Their conclusions in bold that jumped out at me,
my comments in red:
- author's conclude that newly completed wells have almost the same ultimate recovery as the older ones, despite their much higher initial oil rates
- they have the databases and the stastical data, but anecdotally, I'm certainly not seeing that
- ultimately, we predict that the 14,678 existing wells in the Bakken will produce 5 billion bbls of crude oil by 2050 (~ 340,000 bbls/well)
- currently, the Bakken is producing about 1.4 million bopd or "365 x 1.4 million bopd" = 511 million bbls per year
- after drilling an additional 4,400 new wells at the rate of 120 wells/month, the core are of the Bakken will be drilled out by 2021, and ultimate recovery will be 7 billion bbls of oil
- with 26,500 more wells drilled in the noncore area until 2041, ultimate recovery in the Bakken might be 13 billion bbls of oil, but drilling of such scale is unlikely to happen
Compare their conclusions with the conclusions of
the USGS, the 2013 assessment. Their conclusions, some of them almost laughable:
• We have provided a transparent hybrid method of forecasting oil production at shale basin scale.
• Our statistical approach generates the non-parametric well prototype templates that are used to calibrate our physics-based flow scaling with late-time radial inflow.
• In particular, our average P50 well prototypes follow the physics of linear transient flow and are used to calibrate the physics-based scaling extensions to 30 years on production.
• A combination of GEV statistics with physical scaling matches historical production data almost perfectly and gives a smooth, physics-based estimate of future production.
• Our prediction of the Bakken future is optimal in the least square sense; in other words, our prediction is as good as it gets given all data at hand.
• Regulators may want to consider our approach as a prerequisite to booking reserves in oil shales (my favorite).
• Newly completed wells have almost the same ultimate recovery as the older ones, despite their much higher initial oil rates.
• Ultimately, we predict that the 14,678 existing wells in the Bakken will produce 5 billion bbl of oil by 2050 (∼340 kbbl/well).
• After drilling additional 4,400 new wells at the rate of 120 wells/month, the core area of the Bakken will be drilled out by 2021, and ultimate recovery will be 7 billion barrels of oil.
• With 26,500 more wells drilled in the noncore area until 2041, ultimate recovery in the Bakken might be 13 billion barrels of oil, but drilling of such scale is unlikely to happen.
• Policy-makers should beware of assuming that oil boom in the Bakken shale will last decades longer.
********************
I think the biggest problem I have with this paper is the fact that "all" locations drilled prior to 2014 will eventually be re-fracked using up-to-date completion strategies . In addition, "all" Bakken wells will go through a series of small and large re-fracks over the course of their lifetimes, something not addressed in the paper. The analysis seems to be done using "conventional" methods.

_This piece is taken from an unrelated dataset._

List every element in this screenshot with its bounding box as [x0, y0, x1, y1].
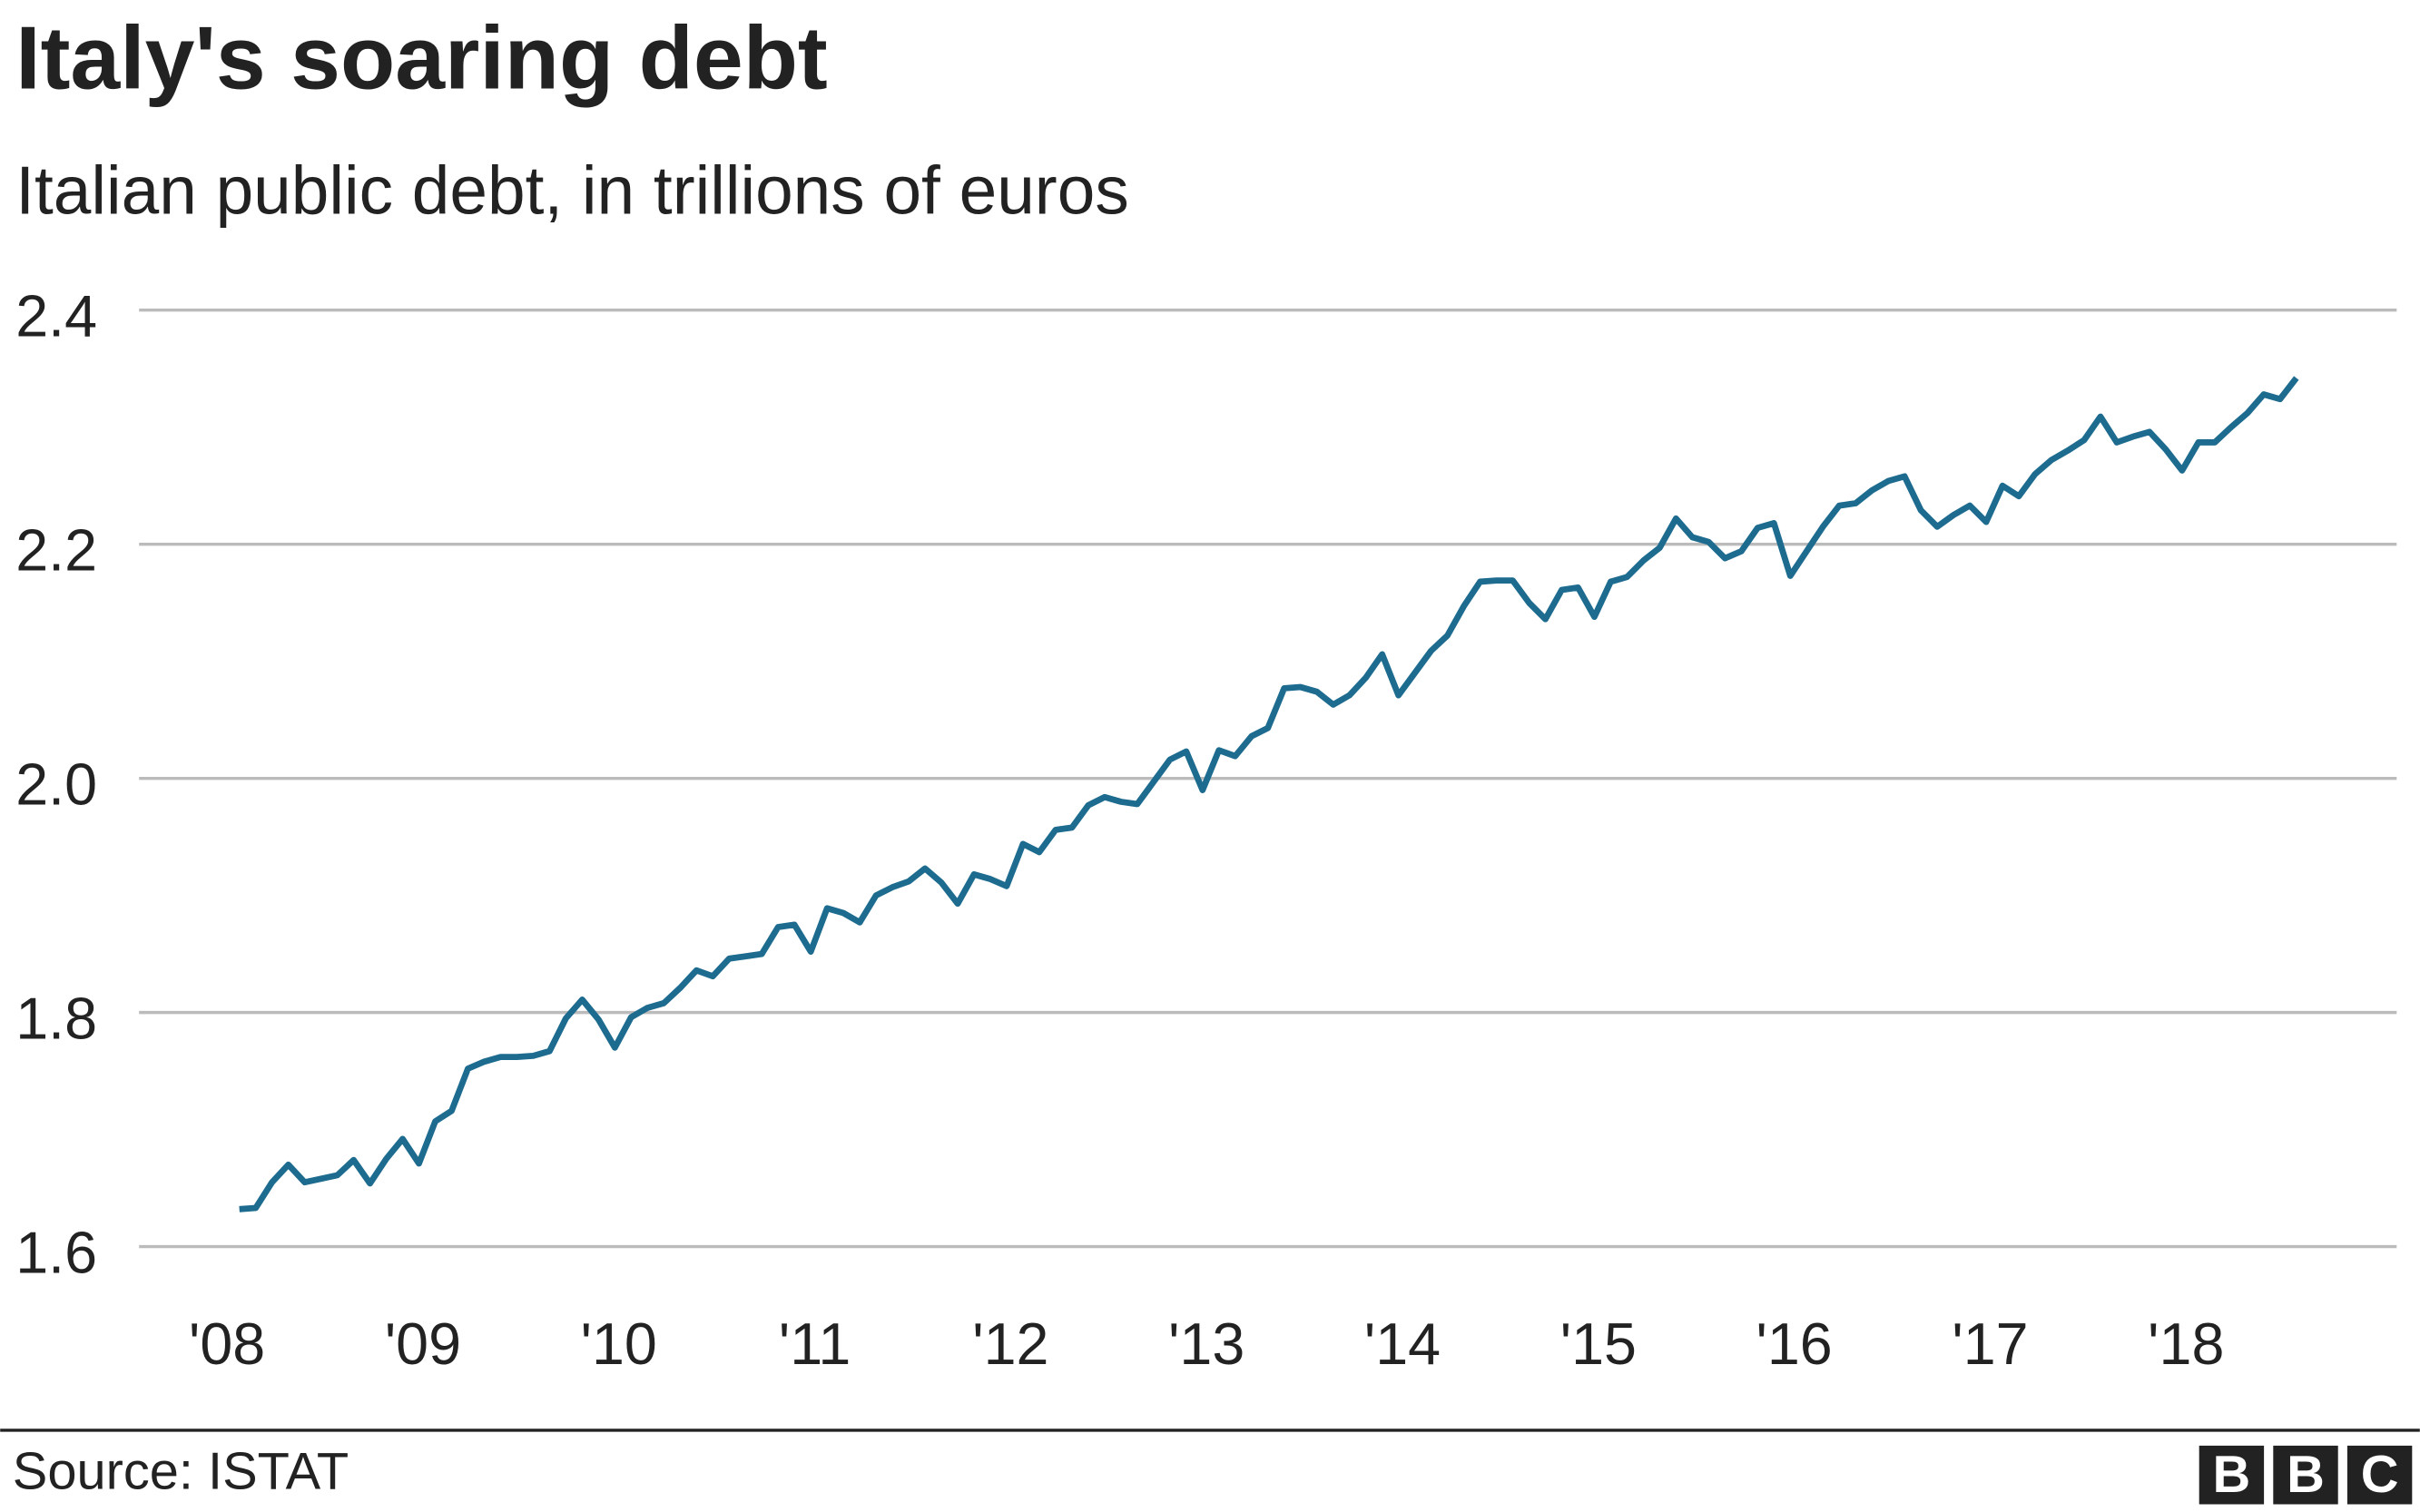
logo-box [2273, 1445, 2338, 1505]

Will we ever see a new USGS assessment of the Bakken?
*******************************
Miscellaneous Comments
In Progress
Page 9, line 163:
We have calculated the number of wells that can be drilled in the future in every one-square-mile pixel of the grid that covers the entire Bakken play. In order to calculate infill potentials, one should first determine well density. However, the publicly available data rarely provide information about the bottomhole locations of the wells. Instead, only surface locations are reported as latitude-longitude coordinates. Therefore, we have developed an algorithm that allows us to predict the bottomhole well density from surface well locations.
Comment: in the big scheme of things, this does not matter, but every permit specifies the exact location of the bottomhole, so I'm not quite sure what the authors mean when they say "the publicly available data rarely provide information about the bottomhole locations of the wells."